The approach you're proposing is that with a well designed MCP server, you can limit the permissions for your agent to only interacting with that MCP server, essentially limiting what it can do.
My argument is that you can accomplish the identical thing with an agent by limiting access to only invoking a specific CLI tool, and nothing more.
Both of our approaches accomplish the same thing. I'm just arguing that an MCP server is not required to accomplish it.
If you're "limiting access to only invoking a specific CLI tool" then yeah, that's functionally equivalent to an MCP server. Most of the work I do with tools avoids MCPs entirely because you don't need them to hook up tools using raw JSON calls to LLMs or the official provider libraries.
But... if you're going all-in on the Bash/Python/arbitrary-programming-language environments that are necessary to get Skills to work, you're going to find yourself in a position where the agent can probably read config files that you don't want it to see.
Also, you can set permissions to allow and disallow specific mcp server tool calls. With a skill you’d have to do something in the shell environment to block unwanted behaviors with auth or other means in a way that isn’t declarative.

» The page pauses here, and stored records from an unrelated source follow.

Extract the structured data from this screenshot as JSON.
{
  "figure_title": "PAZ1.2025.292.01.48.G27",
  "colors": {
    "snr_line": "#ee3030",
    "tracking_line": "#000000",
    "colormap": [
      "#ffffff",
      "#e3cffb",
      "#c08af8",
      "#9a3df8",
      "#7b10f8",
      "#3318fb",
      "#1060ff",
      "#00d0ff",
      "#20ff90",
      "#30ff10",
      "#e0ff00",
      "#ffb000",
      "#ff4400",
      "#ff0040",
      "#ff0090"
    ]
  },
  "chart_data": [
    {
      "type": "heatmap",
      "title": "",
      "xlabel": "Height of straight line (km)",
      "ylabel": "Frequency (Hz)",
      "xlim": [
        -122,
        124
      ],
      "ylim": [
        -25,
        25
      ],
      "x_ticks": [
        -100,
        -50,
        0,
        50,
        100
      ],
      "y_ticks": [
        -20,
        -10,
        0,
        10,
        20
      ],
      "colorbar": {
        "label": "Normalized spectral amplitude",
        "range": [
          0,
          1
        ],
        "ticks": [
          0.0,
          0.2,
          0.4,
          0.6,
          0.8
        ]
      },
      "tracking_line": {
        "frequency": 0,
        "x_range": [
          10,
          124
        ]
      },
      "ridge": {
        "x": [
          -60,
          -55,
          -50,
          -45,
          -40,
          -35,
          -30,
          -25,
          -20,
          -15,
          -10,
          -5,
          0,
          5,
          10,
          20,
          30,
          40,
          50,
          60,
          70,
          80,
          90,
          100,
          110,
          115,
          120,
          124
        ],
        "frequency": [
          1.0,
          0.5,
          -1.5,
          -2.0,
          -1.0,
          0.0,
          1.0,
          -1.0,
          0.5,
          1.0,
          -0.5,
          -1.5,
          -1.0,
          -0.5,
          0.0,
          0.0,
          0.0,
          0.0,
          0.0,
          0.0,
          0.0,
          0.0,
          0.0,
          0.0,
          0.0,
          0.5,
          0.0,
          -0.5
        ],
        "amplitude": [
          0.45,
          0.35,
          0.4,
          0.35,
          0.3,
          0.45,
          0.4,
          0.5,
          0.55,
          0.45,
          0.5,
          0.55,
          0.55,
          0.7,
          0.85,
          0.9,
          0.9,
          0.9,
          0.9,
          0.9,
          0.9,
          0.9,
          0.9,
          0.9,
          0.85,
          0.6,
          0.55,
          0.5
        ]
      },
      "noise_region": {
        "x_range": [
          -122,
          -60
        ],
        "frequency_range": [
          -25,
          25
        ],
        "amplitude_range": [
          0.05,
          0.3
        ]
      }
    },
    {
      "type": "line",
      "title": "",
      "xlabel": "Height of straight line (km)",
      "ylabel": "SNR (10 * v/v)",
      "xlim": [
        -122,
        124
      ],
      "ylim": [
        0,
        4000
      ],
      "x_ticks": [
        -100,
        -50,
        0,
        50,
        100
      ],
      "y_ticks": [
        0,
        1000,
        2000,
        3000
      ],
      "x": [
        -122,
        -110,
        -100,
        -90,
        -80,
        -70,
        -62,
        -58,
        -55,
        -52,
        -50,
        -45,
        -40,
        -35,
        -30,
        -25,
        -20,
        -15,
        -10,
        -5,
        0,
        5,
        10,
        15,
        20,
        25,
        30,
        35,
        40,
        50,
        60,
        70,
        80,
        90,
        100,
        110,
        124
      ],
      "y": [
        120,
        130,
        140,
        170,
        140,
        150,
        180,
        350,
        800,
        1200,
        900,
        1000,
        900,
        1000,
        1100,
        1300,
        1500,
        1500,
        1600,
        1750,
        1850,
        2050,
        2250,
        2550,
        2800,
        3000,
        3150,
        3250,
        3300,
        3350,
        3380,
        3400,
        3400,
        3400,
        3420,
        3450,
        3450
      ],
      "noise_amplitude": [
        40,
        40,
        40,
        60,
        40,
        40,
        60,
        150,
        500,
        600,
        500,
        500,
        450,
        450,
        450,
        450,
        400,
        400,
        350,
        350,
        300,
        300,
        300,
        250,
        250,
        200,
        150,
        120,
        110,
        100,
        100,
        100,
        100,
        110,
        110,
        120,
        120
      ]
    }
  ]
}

No, mcp just is a server that returns prompts to the llm. The server can be/do whatever. You can have an echo mcp that list echoes back whatever you send it.
I define the agent as the harness that runs the LLM in a loop calling tools. The MCI implementation is one of those tools. I wouldn't call an MCP implementation an agent.
I've been confused by this with many LLM products in general. Sometimes infrastructure is part of it so there's that, but often it seems like the product is a magic incantation of markdown files.
Here I'm mostly considering the seemingly countless services that are little more than some markdown files and their own API passing data to/from the LLM procider's API.
By no means is that every AI product today, and I wasn't saying the OP QA service falls into that bucket though.
More of a general comment related to the GP, maybe too off topic here though?
For 99% of my use cases, Claude Code is the clear winner. So, when I tried to use OpenClaw to test it out, it just seemed like a worse, slower, less-capable version of Claude Code. And it is. I haven’t seen the use case where OpenClaw can really shine yet, but I’m sure it’s coming. Like others are saying, I’m willing to be convinced, but so far it hasn’t happened.